Recrudescence des jeux en ligne : les psychiatres s’inquiètent

Tout ce qui apporte du plaisir, de l’excitation, peut devenir une addiction.
Le joueur peut parier seul devant son écran, 7j/7, 24 h/24.

Aujourd’hui partout dans le monde, les médecins spécialistes de l’addiction craignent un afflux de joueurs pathologiques en consultation. Ceux qui entretiennent avec le jeu une relation autre que celle du simple loisir et du plaisir occasionnel. Le Maroc commence également à être touché par ce phénomène, selon le Pr Soumaya Berrada, responsable du Centre d’addictologie au CHU Ibn Rochd de Casablanca, qui organise en octobre prochain, en collaboration avec la faculté de médecine de Casablanca, une journée d’étude sur «la psychiatrie au Maroc, internet et les accros aux jeux». Claude Olievenstein, le «psy des toxicomanes en France», définit la toxicomanie comme la rencontre d’un produit, d’un moment socio-culturel et d’une personnalité, qu’il s’agisse de drogue ou de jeux. Pour beaucoup de psychiatres addictologues, les jeux en ligne vont créer de vraies pathologies. «Globalement, tout ce qui apporte du plaisir, de l’excitation, peut devenir une addiction», explique le Pr Jalal Toufiq, responsable du Centre d’addictologie à l’hôpital psychiatrique Arrazi de Salé. «On peut parler d’addiction dans la mesure où ces joueurs se mettent en très grande difficulté, financière et sociale notamment», renchérit-il.

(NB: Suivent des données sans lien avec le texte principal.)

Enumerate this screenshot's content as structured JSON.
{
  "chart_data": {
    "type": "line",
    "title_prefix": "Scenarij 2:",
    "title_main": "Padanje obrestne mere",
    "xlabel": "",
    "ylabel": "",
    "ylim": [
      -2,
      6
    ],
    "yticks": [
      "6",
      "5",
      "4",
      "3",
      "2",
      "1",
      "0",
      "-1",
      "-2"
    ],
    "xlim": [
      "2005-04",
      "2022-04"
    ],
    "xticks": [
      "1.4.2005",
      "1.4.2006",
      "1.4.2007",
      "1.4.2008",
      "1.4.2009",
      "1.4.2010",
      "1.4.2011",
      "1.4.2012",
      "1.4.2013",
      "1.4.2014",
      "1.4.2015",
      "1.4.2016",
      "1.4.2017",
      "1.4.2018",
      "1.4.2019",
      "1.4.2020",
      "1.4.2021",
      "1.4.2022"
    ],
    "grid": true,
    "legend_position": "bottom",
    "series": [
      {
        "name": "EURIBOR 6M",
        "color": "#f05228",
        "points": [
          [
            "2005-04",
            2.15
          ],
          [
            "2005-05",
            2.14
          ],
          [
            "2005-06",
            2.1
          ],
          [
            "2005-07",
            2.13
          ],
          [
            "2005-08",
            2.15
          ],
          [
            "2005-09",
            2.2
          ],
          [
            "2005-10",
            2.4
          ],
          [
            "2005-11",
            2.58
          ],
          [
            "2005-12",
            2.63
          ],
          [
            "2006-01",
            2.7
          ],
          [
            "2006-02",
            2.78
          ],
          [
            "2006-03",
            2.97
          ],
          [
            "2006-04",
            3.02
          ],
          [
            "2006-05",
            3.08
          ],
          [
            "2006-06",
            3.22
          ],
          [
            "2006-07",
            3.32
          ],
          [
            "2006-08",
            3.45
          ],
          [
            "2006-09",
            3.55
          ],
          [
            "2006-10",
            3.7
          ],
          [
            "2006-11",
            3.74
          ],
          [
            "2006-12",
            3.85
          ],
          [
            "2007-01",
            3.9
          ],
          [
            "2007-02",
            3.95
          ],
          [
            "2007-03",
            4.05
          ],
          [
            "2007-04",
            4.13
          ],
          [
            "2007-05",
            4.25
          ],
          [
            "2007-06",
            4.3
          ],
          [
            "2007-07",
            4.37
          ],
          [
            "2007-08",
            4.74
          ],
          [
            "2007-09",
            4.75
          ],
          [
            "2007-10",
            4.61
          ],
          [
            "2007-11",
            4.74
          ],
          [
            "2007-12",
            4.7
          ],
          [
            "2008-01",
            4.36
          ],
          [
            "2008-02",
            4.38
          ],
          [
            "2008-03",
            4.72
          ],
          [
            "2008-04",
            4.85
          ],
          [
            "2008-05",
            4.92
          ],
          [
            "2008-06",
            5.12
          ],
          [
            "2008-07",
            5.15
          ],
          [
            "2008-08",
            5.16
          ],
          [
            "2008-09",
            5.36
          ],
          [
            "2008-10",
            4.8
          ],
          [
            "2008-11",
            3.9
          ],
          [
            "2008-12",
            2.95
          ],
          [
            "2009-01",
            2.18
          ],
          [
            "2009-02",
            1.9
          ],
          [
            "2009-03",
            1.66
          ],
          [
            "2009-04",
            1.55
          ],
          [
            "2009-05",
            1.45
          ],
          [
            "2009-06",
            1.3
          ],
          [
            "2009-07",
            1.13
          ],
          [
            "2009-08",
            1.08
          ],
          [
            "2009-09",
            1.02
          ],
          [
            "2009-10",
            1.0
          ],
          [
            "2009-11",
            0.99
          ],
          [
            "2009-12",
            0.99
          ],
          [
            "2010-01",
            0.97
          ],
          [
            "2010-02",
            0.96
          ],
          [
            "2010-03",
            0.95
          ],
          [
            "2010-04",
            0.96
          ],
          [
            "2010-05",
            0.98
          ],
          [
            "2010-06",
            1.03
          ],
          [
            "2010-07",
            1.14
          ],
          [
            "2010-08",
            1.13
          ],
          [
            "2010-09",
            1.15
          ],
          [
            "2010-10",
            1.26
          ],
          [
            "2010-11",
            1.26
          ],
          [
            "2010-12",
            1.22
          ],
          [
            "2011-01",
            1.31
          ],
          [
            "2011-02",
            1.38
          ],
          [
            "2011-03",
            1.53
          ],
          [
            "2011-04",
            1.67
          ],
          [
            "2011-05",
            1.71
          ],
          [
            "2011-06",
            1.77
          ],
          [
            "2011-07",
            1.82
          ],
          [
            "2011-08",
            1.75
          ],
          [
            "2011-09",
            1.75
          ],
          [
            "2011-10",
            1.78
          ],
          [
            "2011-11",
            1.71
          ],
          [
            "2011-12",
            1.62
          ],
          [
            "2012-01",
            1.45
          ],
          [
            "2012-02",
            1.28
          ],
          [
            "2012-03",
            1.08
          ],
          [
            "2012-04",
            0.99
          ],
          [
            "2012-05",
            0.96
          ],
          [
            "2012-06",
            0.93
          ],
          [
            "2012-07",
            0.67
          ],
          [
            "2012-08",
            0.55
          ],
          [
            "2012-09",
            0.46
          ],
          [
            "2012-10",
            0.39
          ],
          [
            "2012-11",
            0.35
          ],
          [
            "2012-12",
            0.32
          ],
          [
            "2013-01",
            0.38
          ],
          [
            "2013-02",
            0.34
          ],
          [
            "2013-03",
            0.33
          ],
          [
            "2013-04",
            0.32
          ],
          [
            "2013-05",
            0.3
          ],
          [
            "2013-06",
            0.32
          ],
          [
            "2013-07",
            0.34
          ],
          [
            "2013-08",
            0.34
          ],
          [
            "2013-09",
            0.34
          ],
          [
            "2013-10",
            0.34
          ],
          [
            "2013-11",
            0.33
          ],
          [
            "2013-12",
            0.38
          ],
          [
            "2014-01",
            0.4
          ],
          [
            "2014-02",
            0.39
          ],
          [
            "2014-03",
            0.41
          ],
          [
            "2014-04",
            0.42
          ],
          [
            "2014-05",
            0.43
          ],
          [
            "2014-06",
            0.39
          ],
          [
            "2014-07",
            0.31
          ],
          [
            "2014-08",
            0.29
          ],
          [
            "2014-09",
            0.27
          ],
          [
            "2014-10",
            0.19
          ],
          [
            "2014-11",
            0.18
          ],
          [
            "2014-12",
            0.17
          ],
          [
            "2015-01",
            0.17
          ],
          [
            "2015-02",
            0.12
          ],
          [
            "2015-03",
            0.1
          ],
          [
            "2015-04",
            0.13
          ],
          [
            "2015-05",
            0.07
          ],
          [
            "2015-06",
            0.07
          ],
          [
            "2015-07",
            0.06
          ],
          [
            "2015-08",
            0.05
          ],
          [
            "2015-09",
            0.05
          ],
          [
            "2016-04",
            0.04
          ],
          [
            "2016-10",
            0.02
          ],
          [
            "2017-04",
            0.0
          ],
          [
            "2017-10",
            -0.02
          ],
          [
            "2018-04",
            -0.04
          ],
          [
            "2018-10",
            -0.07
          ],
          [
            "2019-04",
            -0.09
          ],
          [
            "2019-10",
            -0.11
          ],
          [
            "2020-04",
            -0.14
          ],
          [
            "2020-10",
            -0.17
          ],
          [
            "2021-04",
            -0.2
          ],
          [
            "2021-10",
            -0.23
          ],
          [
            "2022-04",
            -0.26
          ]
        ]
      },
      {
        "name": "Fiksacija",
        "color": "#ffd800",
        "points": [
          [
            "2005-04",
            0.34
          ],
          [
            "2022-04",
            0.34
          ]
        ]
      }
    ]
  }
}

La psychiatrie moderne répartit les joueurs en trois grandes catégories. La première regroupe ceux qui jouent comme d’autres se droguent. Ils sont à la recherche de sensations fortes, veulent défier la loi du hasard, ce sont des transgresseurs. La deuxième catégorie concerne ceux qui considèrent le jeu comme une automédication, une sorte de «pansement de l’esprit» pour retrouver la paix après un divorce ou un licenciement. Ils veulent réparer les injustices du quotidien. Enfin, la dernière catégorie est composée de ceux pour qui jouer est une seconde nature. Les transgresseurs vont le plus souffrir avec les jeux en ligne, estiment les psychiatres. Pour la deuxième catégorie, c’est la machine à sous qu’il faut redouter. Le problème avec Internet, c’est que le frein social (regard des autres, horaires de fermeture des casinos ou des bars…), n’existe plus. Le joueur peut parier seul devant son écran, 7j/ 7, 24 h/ 24. Alors comment reconnaître que l’on est devenu «accro»? C’est lorsqu’on dit «c’est plus fort que moi». Là, il est temps de consulter, précisent les psychiatres. Le traitement consiste à déceler les troubles psychiques sous-jacents, notamment une dépression voire une addiction à un autre produit comme l’alcool ou le tabac, pour une éventuelle prise en charge. Aux Etats-Unis, des centres de désintoxication traitent la dépendance aux jeux vidéo et à internet. Il s’agit de reconnecter à la réalité des jeunes qui naviguent parfois une dizaine d’heures par jour dans les mondes virtuels. Le tout pour 14 500 dollars. En France, un centre de référence sur le jeu excessif, installé dans le CHU de Nantes, a ouvert fin 2009. Enfin, selon une étude réalisée en 2009 par l’Association internet de la jeunesse chinoise, plus de 10 millions des 100 millions d’adolescents chinois souffriraient d’une dépendance virtuelle. Pour eux, quelque 400 centres de désintoxication numérique ont fleuri dans le pays. Au Maroc, où la toile a envahi toutes les couches socioculturelles, il est temps que les scientifiques et le ministère de la santé lancent une étude sur la problématique de l’addiction à internet.